Beleihungspotenzial mit Grenzen
„Immobilienfinanzierungen bieten sich als Alternative zum Erwerb von Gebäuden an, weil sie stabile und planbare Zahlungsströme bei einem kalkulierbaren Risiko liefern“, lobt Vanni Kreditfonds. Das Risiko wird über eine Vielzahl von Einzelfinanzierungen gestreut. Von stabilen und planbaren Erträgen sprechen allerdings auch die Vorstände deutscher Wohnimmobiliengesellschaften. Vanni betont den Unterschied: Die Rendite einer Wohnungsgesellschaft sei unter anderem abhängig vom Vermietungsstand. Demgegenüber seien Zins und Tilgung eines Immobilienkredits vertraglich festgeschrieben. Zahlungsausfälle würden nur eintreten, wenn der Kredit notleidend würde. In Deutschland sind Kreditfonds weniger erfolgreich als in Europa: „Kreditfonds haben nahezu keinerlei Relevanz in Deutschland. Im Inland sind deren Aktivitäten kaum messbar“, stellt Dirk Richolt, Finanzierungsexperte des Immobiliendienstleisters CBRE in Deutschland fest.
Eine Feststellung, die BNP-Paribas-Kreditfondsmanager Mattern nicht unkommentiert stehen lässt. „Die Entscheidung der Aufsicht Bafin im vergangenen Jahr, dass Kreditfonds Darlehen direkt vergeben dürfen, hat aufgrund zunächst unklarer Ausführungsbestimmungen die Überlegungen zu neuen Produkten verzögert.“
Doch für die Fonds-Investoren ist die Höhe der Rendite wichtiger als die Frage, ob mit ihrem Geld Immobilienkredite bei Banken gekauft oder direkt an Immobilieninvestoren vergeben werden. „Die Konzentration der Banken auf das erstrangige Geschäft eröffnet den Fonds Chancen, sobald Kredite mit Beleihungsausläufen zwischen 60 und 75 Prozent gefragt sind“, erläutert Deutsche-Bank-Manager Vanni. Der Beleihungsauslauf ist eine Beleihungsgrenze. Erstrangig bedeutet, dass die Schuld im Grundbuch an erster Stelle eingetragen wird. Weitere Kredittranchen werden nachrangig eingetragen. Wird die Immobilie verkauft, werden zuerst die Ansprüche des erstrangigen Gläubigers befriedigt, die nachrangigen Gläubiger nur insoweit, wie der Verkaufserlös ausreicht.

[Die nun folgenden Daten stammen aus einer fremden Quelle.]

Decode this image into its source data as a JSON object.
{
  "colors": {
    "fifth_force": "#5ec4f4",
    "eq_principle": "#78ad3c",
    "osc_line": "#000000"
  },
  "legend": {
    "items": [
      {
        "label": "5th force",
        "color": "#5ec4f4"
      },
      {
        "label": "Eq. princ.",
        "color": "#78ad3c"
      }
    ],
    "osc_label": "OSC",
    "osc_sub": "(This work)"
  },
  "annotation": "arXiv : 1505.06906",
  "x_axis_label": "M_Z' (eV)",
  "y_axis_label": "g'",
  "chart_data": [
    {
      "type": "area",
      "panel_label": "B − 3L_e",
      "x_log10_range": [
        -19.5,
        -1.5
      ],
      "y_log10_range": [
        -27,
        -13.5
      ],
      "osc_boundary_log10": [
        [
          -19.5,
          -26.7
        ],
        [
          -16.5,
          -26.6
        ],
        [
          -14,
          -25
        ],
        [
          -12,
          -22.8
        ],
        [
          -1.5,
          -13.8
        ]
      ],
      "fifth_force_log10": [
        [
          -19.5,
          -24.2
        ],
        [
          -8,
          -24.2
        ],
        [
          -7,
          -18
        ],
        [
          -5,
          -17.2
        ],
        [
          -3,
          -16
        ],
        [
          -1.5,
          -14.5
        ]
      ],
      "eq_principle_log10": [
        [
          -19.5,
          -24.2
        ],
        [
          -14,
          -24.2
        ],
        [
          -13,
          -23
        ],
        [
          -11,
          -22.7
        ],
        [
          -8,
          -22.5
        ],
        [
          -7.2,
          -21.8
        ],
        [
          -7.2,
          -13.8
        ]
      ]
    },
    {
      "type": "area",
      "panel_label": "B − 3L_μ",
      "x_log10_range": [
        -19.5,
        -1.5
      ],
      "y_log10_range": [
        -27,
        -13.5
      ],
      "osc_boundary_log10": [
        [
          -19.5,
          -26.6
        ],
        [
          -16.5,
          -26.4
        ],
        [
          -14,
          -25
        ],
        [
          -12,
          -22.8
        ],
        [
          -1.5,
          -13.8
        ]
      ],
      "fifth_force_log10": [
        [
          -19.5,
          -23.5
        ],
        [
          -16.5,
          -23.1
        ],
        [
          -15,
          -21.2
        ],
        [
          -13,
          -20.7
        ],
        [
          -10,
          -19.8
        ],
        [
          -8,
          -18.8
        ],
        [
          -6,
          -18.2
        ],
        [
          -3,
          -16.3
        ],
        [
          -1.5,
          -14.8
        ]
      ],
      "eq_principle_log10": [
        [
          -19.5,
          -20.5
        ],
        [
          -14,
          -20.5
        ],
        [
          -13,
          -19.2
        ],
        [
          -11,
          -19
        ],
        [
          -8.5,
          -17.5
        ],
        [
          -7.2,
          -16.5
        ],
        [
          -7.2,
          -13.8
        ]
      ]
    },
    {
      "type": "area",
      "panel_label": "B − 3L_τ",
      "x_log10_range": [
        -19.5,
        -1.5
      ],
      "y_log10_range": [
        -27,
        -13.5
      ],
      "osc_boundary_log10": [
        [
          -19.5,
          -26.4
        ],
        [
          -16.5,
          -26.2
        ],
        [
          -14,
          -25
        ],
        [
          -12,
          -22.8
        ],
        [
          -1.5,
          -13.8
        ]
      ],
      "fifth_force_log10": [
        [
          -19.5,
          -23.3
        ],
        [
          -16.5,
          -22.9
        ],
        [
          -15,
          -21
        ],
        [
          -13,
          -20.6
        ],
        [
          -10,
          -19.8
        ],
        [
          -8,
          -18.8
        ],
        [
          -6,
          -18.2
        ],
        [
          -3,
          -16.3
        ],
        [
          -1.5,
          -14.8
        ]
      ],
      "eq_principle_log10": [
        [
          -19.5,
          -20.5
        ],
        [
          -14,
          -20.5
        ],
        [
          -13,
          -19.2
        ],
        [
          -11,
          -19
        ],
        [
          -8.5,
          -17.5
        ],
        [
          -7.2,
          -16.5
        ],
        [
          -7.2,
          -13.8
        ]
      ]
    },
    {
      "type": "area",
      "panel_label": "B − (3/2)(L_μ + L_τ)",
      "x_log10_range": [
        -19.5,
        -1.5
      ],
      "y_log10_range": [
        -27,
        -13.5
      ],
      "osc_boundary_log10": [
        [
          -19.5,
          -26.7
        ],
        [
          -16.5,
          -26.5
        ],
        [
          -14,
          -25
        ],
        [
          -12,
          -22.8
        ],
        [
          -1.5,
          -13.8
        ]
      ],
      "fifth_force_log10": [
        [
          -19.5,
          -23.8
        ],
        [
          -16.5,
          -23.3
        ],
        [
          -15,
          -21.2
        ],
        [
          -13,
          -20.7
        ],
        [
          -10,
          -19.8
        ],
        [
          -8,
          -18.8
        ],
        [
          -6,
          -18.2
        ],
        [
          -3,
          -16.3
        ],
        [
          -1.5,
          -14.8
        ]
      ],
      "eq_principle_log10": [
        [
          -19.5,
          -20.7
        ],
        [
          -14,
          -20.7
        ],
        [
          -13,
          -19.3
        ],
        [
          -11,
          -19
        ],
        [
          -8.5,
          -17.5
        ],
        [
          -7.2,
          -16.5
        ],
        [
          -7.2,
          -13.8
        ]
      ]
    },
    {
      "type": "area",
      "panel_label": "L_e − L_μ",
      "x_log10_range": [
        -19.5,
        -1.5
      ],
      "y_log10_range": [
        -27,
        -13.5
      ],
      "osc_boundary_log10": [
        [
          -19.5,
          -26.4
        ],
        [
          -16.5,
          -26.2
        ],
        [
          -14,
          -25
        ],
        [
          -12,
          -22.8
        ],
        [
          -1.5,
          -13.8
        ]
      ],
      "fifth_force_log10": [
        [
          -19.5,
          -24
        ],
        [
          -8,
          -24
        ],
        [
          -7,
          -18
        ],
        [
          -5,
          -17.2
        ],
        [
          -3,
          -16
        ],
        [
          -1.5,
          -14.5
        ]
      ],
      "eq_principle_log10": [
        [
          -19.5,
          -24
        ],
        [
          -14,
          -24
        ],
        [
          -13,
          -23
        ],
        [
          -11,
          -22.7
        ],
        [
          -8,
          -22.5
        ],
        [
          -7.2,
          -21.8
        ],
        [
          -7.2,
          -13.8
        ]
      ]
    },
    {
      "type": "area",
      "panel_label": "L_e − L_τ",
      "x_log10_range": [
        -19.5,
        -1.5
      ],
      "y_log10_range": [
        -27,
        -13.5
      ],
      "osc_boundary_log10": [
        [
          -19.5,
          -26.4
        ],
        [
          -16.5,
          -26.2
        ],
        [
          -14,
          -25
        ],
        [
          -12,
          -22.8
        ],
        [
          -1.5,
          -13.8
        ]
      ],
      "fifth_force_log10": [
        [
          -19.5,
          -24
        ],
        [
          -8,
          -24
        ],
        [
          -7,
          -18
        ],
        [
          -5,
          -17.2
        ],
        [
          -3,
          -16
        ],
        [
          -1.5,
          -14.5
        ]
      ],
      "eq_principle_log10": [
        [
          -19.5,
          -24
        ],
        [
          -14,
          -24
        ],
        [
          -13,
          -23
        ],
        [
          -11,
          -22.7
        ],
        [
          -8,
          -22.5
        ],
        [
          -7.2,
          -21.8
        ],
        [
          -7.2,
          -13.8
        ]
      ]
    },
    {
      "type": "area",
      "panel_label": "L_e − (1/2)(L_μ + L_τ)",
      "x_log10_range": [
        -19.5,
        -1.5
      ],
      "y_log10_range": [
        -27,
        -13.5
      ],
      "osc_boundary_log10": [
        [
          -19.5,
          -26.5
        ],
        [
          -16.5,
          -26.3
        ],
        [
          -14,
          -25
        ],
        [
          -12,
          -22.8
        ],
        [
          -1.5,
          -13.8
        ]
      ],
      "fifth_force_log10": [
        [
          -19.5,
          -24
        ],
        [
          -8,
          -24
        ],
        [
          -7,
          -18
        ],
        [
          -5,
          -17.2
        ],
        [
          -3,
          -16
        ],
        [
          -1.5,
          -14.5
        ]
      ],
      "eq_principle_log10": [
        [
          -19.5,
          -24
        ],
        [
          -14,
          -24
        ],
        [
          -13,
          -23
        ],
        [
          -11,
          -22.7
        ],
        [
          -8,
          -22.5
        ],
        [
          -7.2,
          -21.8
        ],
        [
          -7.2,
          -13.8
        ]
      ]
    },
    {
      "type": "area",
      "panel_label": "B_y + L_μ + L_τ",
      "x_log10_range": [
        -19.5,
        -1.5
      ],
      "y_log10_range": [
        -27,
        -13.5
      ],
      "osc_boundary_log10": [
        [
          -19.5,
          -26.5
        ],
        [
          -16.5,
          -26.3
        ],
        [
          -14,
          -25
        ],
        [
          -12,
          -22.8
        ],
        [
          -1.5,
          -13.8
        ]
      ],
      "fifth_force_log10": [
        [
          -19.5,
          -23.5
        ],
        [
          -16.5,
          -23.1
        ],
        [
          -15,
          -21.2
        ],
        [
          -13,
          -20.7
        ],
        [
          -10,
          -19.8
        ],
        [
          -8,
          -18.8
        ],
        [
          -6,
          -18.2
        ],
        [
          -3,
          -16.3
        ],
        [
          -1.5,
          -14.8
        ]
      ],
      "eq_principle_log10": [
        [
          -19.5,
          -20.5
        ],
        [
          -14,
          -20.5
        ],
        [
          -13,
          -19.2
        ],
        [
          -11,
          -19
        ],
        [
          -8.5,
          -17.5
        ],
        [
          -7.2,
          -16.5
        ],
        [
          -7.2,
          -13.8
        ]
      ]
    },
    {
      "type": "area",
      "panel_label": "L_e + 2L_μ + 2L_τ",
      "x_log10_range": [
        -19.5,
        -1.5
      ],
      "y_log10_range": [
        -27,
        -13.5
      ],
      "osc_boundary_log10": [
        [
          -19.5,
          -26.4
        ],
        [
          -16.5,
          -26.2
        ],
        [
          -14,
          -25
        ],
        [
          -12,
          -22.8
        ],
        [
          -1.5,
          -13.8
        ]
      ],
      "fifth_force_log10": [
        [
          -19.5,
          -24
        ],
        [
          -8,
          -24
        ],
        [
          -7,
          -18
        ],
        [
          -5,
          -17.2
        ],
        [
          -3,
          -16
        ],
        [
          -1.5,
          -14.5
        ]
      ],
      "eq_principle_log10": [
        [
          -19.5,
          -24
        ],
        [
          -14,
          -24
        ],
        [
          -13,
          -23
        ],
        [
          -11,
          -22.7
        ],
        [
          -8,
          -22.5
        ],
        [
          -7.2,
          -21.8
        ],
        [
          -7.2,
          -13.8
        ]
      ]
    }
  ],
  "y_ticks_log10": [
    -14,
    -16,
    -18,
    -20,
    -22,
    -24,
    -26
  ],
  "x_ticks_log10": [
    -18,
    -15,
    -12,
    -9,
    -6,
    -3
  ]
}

Traditionell endet die erstrangige Beleihungsgrenze in Deutschland bei 60 Prozent. Darüber hinausgehende Fremdfinanzierungen lassen sich in weitere Tranchen zerlegen – bis hin zu Mezzanine-Kapital, das Eigenkapital ersetzt und bei der Verwertung der Immobilien erst dann bedient wird, wenn alle anderen Kreditgeber ausgezahlt wurden. Weil das Risiko, beim Verkauf oder im Extremfall einer Zwangsversteigerung der Immobilie leer auszugehen, mit der Beleihungsgrenze wächst, steigen die Renditen mit den Beleihungsgrenzen. Laut Deutscher Bank übersteigt die Verzinsung die Einstandskonditionen bei Tranchen mit Beleihungsausläufen jenseits 60 und bis zu 75 Prozent um drei bis sieben Prozent. Bei den noch riskanteren Tranchen von 75 bis 85 Prozent steigt die Marge auf sieben bis zehn Prozent. Weil die Renditen für erstklassige Immobilien in den vergangenen Jahren stark abgenommen haben, ist das Interesse an Fonds gestiegen, die in Kredite jenseits der Beleihungsgrenze von 60 Prozent investieren.